In her postnatal mentoring sessions, Dennis focuses on “Believing in Yourself” and “Instinct Training” as well as sleep training and relaxation. The goal, she said, is “not so much training the babies, but training the parents.”
Although all types of people seek out sleep consultants, Dennis’ clients tend to be high-performing professionals, mostly in their late 30s and early 40s. “It’s funny and cute at the same time,” she said. “Most of them run companies or are heads of major corporations, but they cannot figure out how to get a little person to sleep.”
Sleep consultants such as Dennis say that despite the recession, their business is booming. Jill Spivack, co-founder of Sleepy Planet, a sleep consultancy firm in Santa Monica, suggested that the poor economy might be fueling anxiety and stress in the home. That may be part of it, but most of the parents and sleep consultants I spoke with said the uptick has more to do with increasingly befuddled and over-educated parents drowning in information overload.
“My mother said, ‘All we had was Dr. Spock; no wonder you are all confused,’” said Eileen Henry, a 48-year-old sleep consultant based in Colorado. “I also think we all cry uncle sooner.”
It’s hard to blame parents for not having faith in their intuition when they are constantly being exposed to new studies and conflicting information. For example, intuition might tell parents to put a baby to sleep on her stomach, but that position increases the chances of sudden infant death syndrome. Intuition might suggest asking one’s own parents how they put babies to sleep, but the answer often is, “I let you cry,” or “I can’t remember; that was over 35 years ago.” And at 3 in the morning, when parents are dragged awake by a screaming baby, intuition might just say to stick a breast in his or her mouth.
“Every six months, the winds of child-rearing philosophy change,” said Brandi Rouse, a sleep consultant based in Atwater Village. “There is so much information out there that it keeps people from using their intuition.

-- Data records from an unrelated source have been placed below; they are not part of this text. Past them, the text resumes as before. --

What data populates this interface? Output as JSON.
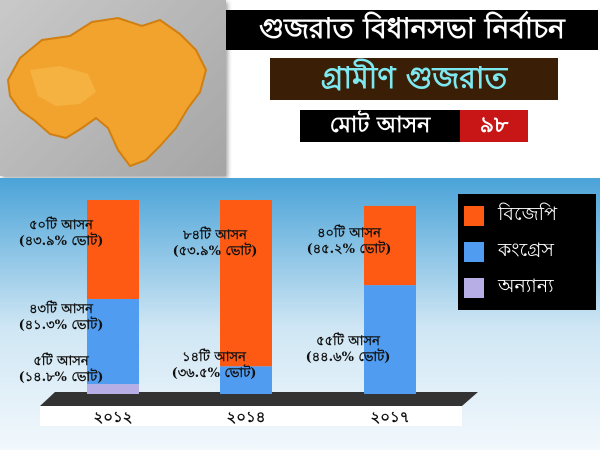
{
  "header": {
    "title": "গুজরাত বিধানসভা নির্বাচন",
    "subtitle": "গ্রামীণ গুজরাত",
    "total_label": "মোট আসন",
    "total_value": "৯৮"
  },
  "map_icon": "gujarat-map-icon",
  "colors": {
    "bjp": "#ff5a14",
    "congress": "#4f9cf0",
    "others": "#b8aee6",
    "map": "#f2a32e",
    "title_bg": "#000000",
    "subtitle_bg": "#3a1f06",
    "subtitle_text": "#7de8ef",
    "total_value_bg": "#c81515"
  },
  "legend": [
    {
      "key": "bjp",
      "label": "বিজেপি"
    },
    {
      "key": "congress",
      "label": "কংগ্রেস"
    },
    {
      "key": "others",
      "label": "অন্যান্য"
    }
  ],
  "annotations": {
    "y2012_bjp": [
      "৫০টি আসন",
      "(৪৩.৯% ভোট)"
    ],
    "y2012_congress": [
      "৪৩টি আসন",
      "(৪১.৩% ভোট)"
    ],
    "y2012_others": [
      "৫টি আসন",
      "(১৪.৮% ভোট)"
    ],
    "y2014_bjp": [
      "৮৪টি আসন",
      "(৫৩.৯% ভোট)"
    ],
    "y2014_congress": [
      "১৪টি আসন",
      "(৩৬.৫% ভোট)"
    ],
    "y2017_bjp": [
      "৪০টি আসন",
      "(৪৫.২% ভোট)"
    ],
    "y2017_congress": [
      "৫৫টি আসন",
      "(৪৪.৬% ভোট)"
    ]
  },
  "chart_data": {
    "type": "bar",
    "stacked": true,
    "categories": [
      "২০১২",
      "২০১৪",
      "২০১৭"
    ],
    "series": [
      {
        "name": "অন্যান্য",
        "key": "others",
        "values": [
          5,
          0,
          0
        ]
      },
      {
        "name": "কংগ্রেস",
        "key": "congress",
        "values": [
          43,
          14,
          55
        ]
      },
      {
        "name": "বিজেপি",
        "key": "bjp",
        "values": [
          50,
          84,
          40
        ]
      }
    ],
    "vote_share_percent": {
      "বিজেপি": [
        43.9,
        53.9,
        45.2
      ],
      "কংগ্রেস": [
        41.3,
        36.5,
        44.6
      ],
      "অন্যান্য": [
        14.8,
        null,
        null
      ]
    },
    "ylim": [
      0,
      98
    ],
    "grid": false,
    "legend_position": "top-right"
  }
}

I tell parents all these things will work; it’s about figuring out what works for your family.”
For parents who have lost their way, sleep consultants — whose services generally run $200 to $800 — function in the same way as business consultants. They serve as trusted and experienced third-party experts who take time to learn the specifics of a family’s particular situation and then create a customized plan.
Many of the tips sound a lot like common sense: Don’t walk a baby around a well-lighted house; try not to make eye contact at 3 in the morning; create a nighttime routine. But the key to their success is devising a plan that parents will stick with, and then holding their hand through the tough times.

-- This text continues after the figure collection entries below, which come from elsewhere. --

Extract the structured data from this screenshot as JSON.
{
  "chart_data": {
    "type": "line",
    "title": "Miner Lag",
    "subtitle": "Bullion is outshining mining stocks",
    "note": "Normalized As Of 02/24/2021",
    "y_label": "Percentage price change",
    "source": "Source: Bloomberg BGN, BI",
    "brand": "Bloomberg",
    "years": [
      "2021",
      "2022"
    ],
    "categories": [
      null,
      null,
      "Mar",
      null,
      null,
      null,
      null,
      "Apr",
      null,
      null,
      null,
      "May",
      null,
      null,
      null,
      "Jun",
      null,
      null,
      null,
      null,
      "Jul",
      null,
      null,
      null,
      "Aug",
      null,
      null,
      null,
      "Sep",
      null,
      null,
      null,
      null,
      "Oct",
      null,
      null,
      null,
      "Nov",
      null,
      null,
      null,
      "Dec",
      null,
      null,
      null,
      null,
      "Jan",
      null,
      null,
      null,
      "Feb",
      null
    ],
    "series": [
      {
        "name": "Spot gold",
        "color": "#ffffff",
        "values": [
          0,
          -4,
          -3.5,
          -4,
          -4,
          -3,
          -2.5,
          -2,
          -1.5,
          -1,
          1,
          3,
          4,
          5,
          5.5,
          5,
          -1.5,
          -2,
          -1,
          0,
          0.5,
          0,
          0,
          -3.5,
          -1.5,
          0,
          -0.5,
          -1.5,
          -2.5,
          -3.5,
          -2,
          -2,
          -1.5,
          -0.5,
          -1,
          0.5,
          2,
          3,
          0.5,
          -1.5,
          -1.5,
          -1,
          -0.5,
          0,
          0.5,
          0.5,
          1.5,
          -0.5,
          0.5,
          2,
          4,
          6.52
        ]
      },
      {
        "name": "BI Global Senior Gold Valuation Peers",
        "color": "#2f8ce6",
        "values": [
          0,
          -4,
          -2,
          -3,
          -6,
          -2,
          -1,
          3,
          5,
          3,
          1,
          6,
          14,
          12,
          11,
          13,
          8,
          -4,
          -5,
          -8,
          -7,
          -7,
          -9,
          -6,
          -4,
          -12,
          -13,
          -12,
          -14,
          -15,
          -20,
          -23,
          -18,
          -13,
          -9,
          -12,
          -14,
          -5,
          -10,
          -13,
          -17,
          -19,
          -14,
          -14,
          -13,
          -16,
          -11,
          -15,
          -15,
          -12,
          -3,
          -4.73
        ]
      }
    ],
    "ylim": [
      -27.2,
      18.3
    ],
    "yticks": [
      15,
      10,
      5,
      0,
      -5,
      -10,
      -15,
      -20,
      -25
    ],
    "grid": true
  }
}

“At least 50% of any case with sleep has to do with the parents’ comfort level with staying consistent with the plan,” Spivack said.

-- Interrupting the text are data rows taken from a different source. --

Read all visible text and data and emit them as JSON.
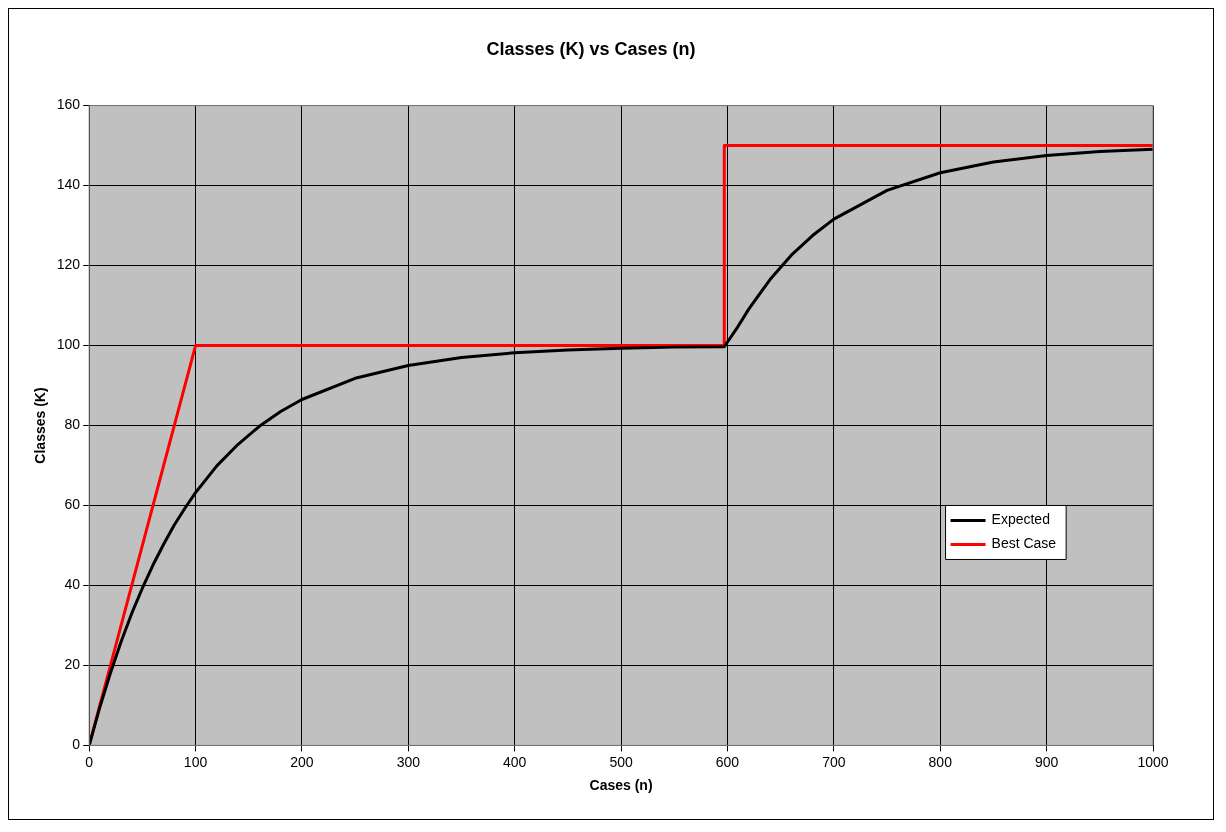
{
  "chart_data": {
    "type": "line",
    "title": "Classes (K) vs Cases (n)",
    "xlabel": "Cases (n)",
    "ylabel": "Classes (K)",
    "xlim": [
      0,
      1000
    ],
    "xticks": [
      0,
      100,
      200,
      300,
      400,
      500,
      600,
      700,
      800,
      900,
      1000
    ],
    "ylim": [
      0,
      160
    ],
    "yticks": [
      0,
      20,
      40,
      60,
      80,
      100,
      120,
      140,
      160
    ],
    "grid": true,
    "legend": "right",
    "marker": "none",
    "line_style": "solid",
    "series": [
      {
        "name": "Expected",
        "color": "#000000",
        "x": [
          0,
          10,
          20,
          30,
          40,
          50,
          60,
          70,
          80,
          90,
          100,
          120,
          140,
          160,
          180,
          200,
          250,
          300,
          350,
          400,
          450,
          500,
          550,
          597,
          610,
          620,
          640,
          660,
          680,
          700,
          750,
          800,
          850,
          900,
          950,
          1000
        ],
        "values": [
          0,
          9.5,
          18.1,
          25.9,
          33,
          39.3,
          45.1,
          50.3,
          55.1,
          59.3,
          63.2,
          69.9,
          75.3,
          79.8,
          83.5,
          86.5,
          91.8,
          95,
          97,
          98.2,
          98.9,
          99.3,
          99.6,
          99.7,
          104.8,
          109.1,
          116.5,
          122.6,
          127.5,
          131.6,
          138.8,
          143.2,
          145.9,
          147.5,
          148.5,
          149.1
        ]
      },
      {
        "name": "Best Case",
        "color": "#ff0000",
        "x": [
          0,
          100,
          597,
          597,
          1000
        ],
        "values": [
          0,
          100,
          100,
          150,
          150
        ]
      }
    ]
  }
}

For those parents who can’t stand to hear a baby cry, some consultants might recommend the “sleep shuffle,” an elaborate system in which a parent spends a few nights sleeping on the floor next to the crib and then gradually moves farther away until he or she is sleeping in the hall outside the nursery door and eventually in his or her own bed.
For those who can handle some crying but are worried about emotionally scarring their infants if they abandon them in the crib, other consultants might suggest parents go into the baby’s room to check on a child who is screaming — not to pick the baby up, but to say something like, “Honey, I love you, but you need to learn to sleep on your own.”
“I feel that babies are very similar, but I tailor the program for the parents,” said Rouse.
Another important part of most sleep consultancies are the follow-up phone calls. Most consultants will, for a fee, make themselves available to clients for half an hour or an hour a day for two weeks. Part of this service is to help with troubleshooting, but most of it is to keep the parents on track.
For many parents, that hand-holding is the most valuable part of the service, even if it means they have to accept the fact that they need help with something that sounds so basic.
“Before I had kids, a friend of mine told me she was going to hire a sleep consultant and I thought, ‘What’s wrong with these people? You think it should come naturally,’” said Valeria Van Brummelen, who wound up hiring a sleep consultant herself when her daughter was 9 months old. “Maybe there’s too much information out there, but I was very confused. I don’t know why we need to pay for these things, but we did.”